Funds will prioritize communities outside Bellingham, low-income families “and community members experiencing the greatest barriers,” the plan states. Organizers will make an effort to reach out to groups that traditionally face challenges navigating government bureaucracies, including in-home care providers, people with no internet access, rural residents and other marginalized community members.
Council members will learn more about the Healthy Children’s Fund budget in their meetings on March 7. They are expected to make any changes to the implementation plan and approve it by March 21.
Council member Kathy Kershner on Feb. 21 put in an early pitch for how some of the money should be spent, knowing that better access to child care can help businesses retain employees.

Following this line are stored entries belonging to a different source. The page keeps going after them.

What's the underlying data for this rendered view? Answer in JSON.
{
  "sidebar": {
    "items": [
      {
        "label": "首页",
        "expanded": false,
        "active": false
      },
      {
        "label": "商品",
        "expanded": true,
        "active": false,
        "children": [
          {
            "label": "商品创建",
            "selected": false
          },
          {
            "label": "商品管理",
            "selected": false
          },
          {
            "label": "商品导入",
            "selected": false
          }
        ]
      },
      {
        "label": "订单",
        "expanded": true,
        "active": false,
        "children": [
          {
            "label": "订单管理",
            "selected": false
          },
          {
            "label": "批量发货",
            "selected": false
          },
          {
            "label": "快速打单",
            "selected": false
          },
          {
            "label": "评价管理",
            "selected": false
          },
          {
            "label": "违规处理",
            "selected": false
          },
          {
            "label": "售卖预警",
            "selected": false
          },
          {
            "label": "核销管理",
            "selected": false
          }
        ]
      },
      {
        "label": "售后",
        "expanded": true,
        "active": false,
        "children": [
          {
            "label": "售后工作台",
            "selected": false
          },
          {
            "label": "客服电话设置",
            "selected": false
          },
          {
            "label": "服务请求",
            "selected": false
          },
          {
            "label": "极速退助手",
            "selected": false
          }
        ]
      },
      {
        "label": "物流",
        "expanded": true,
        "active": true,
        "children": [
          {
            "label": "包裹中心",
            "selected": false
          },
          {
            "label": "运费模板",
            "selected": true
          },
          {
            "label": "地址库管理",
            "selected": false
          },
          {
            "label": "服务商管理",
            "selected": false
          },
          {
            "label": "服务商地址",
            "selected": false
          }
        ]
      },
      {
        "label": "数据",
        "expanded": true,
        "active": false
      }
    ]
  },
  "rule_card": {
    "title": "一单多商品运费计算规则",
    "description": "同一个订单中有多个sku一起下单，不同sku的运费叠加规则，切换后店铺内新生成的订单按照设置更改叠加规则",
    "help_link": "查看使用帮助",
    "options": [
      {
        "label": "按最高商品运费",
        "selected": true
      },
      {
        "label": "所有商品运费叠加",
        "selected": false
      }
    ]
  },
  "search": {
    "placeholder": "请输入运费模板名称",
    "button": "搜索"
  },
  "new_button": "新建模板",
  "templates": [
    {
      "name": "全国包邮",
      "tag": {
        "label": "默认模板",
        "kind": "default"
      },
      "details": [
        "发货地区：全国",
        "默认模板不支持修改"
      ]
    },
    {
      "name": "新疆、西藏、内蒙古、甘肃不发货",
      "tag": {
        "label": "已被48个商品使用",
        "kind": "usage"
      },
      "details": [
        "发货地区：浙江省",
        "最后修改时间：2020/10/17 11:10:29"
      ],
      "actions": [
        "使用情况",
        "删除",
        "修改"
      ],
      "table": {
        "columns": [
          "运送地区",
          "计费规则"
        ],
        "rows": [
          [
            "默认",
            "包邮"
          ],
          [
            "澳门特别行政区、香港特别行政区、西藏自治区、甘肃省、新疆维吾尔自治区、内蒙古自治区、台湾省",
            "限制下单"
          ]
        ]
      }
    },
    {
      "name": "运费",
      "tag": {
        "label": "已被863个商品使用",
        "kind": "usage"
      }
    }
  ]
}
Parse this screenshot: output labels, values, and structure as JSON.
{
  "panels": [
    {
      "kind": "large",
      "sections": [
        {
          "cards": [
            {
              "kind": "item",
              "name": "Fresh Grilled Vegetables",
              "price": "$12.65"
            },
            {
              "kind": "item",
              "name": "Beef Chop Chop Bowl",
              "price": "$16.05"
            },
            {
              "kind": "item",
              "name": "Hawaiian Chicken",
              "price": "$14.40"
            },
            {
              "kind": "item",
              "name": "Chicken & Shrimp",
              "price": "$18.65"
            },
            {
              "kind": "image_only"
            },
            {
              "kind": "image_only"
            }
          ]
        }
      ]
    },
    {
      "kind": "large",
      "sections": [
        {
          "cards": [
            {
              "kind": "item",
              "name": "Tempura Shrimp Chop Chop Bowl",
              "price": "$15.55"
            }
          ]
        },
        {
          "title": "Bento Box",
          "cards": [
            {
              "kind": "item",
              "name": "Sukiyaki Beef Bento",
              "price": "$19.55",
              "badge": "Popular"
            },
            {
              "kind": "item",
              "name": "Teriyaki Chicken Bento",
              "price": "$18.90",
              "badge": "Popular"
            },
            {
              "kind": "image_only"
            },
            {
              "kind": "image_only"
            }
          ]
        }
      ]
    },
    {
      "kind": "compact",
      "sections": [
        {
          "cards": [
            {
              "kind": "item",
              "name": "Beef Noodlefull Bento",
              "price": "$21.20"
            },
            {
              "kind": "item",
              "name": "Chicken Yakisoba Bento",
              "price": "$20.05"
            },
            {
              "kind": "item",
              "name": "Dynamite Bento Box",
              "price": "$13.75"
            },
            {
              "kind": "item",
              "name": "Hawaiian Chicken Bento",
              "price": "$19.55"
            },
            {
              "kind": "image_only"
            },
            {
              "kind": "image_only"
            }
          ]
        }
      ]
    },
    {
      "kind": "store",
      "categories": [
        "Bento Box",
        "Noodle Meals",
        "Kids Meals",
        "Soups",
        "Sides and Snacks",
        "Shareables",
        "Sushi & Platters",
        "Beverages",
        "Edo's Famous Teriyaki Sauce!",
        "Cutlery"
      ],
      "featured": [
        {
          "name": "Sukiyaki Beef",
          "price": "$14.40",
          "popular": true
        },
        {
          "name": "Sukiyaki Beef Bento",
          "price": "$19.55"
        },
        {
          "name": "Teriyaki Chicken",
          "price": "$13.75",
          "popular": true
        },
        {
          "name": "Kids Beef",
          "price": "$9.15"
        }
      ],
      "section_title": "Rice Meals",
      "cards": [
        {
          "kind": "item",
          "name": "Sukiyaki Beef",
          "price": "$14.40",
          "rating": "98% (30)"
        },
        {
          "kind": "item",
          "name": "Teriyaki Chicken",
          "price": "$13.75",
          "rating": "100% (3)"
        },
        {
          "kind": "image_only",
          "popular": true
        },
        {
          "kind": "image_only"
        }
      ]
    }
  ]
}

“Eighty-five percent of our businesses in Whatcom County indicate that they are having staffing problems, due to, potentially, child care,” Kershner said, citing the implementation plan. She proposed funding a child care benefit, first for county employees and then, if it succeeds, for private businesses.
Whatcom County Planning and Development Services could see immediate benefits from such a program. Kershner cited a report from Planning Director Mark Personius; earlier that same day, the director said his department was 25% understaffed.
“We have a huge issue with getting people to be working in our communities, in all industries and every level,” Kershner said.
Lautenbach warned council members that few investments from the Healthy Children’s Fund will make a visible impact in the community in the first two years, given the time it will take to ramp up the programs.
Council member Todd Donovan agreed.
“The way government goes, things go slower than maybe our ambitions are,” he said.